Pourquoi Grenoble reste sous surveillance malgré une amélioration de la qualité de l’air

La qualité de l’air continue de s’améliorer en Auvergne-Rhône-Alpes, mais l’agglomération grenobloise demeure un point de vigilance, notamment sur l’ozone et les futures normes européennes plus strictes. Dans son bilan 2025, Atmo Auvergne-Rhône-Alpes souligne toutefois une baisse de long terme des principaux polluants.

La pollution atmosphérique recule, mais Grenoble n’est pas sortie de la zone de vigilance.

Dans son bilan 2025 de la qualité de l’air, publié ce jeudi 21 mai, Atmo Auvergne-Rhône-Alpes confirme une amélioration progressive des principaux polluants dans la région depuis près de vingt ans. Les concentrations de dioxyde d’azote (NO₂) ont chuté de 56 % depuis 2007, celles des particules fines PM2,5 de 64 % et des PM10 de 50 %. À l’inverse, l’ozone poursuit une hausse de fond de 18 %, un phénomène favorisé par le réchauffement climatique et les fortes chaleurs.
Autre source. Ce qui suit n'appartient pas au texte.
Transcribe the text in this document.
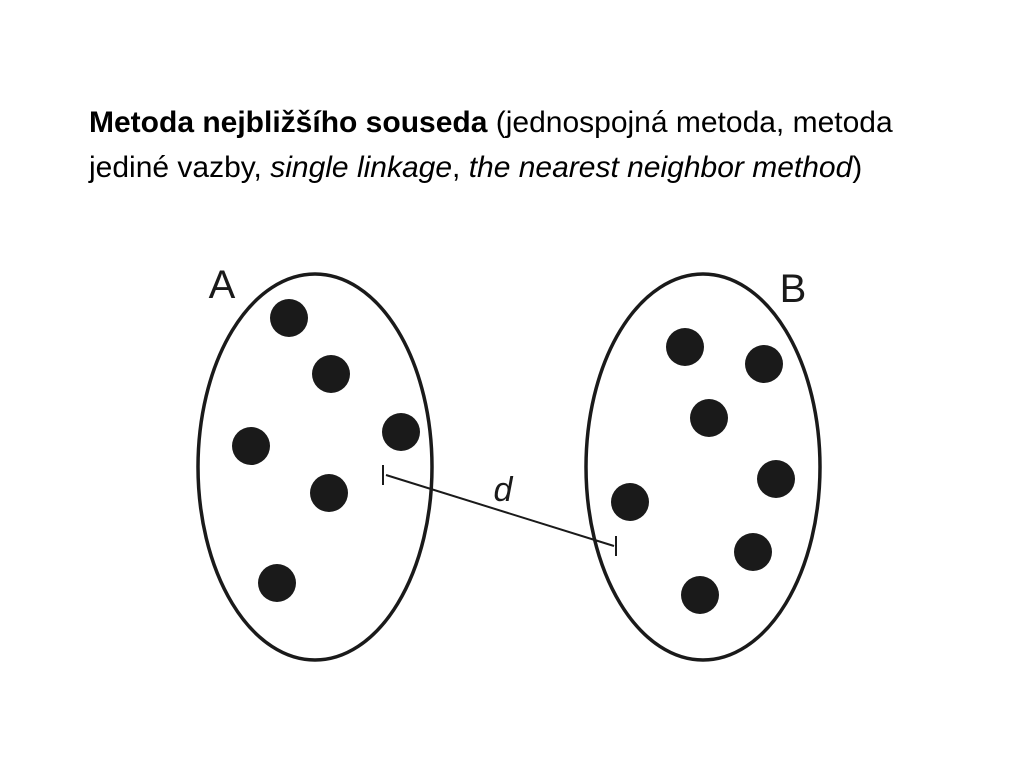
Metoda nejbližšího souseda (jednospojná metoda, metoda jediné vazby, single linkage, the nearest neighbor method)

A	B
d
En 2025, l’ozone est le seul polluant ayant dépassé les seuils réglementaires en Auvergne-Rhône-Alpes. Parmi les secteurs concernés figure la zone périurbaine du Grésivaudan, près de Grenoble, où un dépassement de la valeur cible santé a été constaté, dans un contexte météorologique particulièrement favorable à la formation de ce polluant.

Atmo nuance toutefois ce constat : l’absence de données pour 2024 sur ce secteur a conduit à un calcul sur seulement deux années, toutes deux marquées par de forts niveaux d’ozone. Selon l’organisme, avec une troisième année de référence, le dépassement n’aurait probablement pas été constaté.

Grenoble face aux futures normes européennes

Si les normes européennes prévues pour 2030 s’appliquaient dès aujourd’hui, plusieurs stations grenobloises apparaîtraient parmi les points de vigilance régionaux, notamment la Rocade Sud à Eybens, Grenoble Boulevards, Grenoble Les Frênes ou encore Saint-Martin-d’Hères. Les futurs seuils plus stricts pourraient notamment compliquer le respect des normes sur les particules fines et le dioxyde d’azote à proximité des grands axes routiers.

Atmo rappelle toutefois qu’aucun dépassement réglementaire n’est actuellement observé sur les particules fines ou le NO₂ en Isère, même si les recommandations sanitaires de l’Organisation mondiale de la santé restent largement dépassées pour une grande partie de la population

Pour Prisca Ray, correspondante territoriale Sud-Isère d’Atmo, la qualité de l’air doit désormais être intégrée dans les politiques d’urbanisme et de mobilité. "La prise en compte de la qualité de l’air dans les plans d’aménagement urbain est l’une des clés pour améliorer la qualité de l’air extérieur et intérieur et protéger les publics sensibles", souligne-t-elle.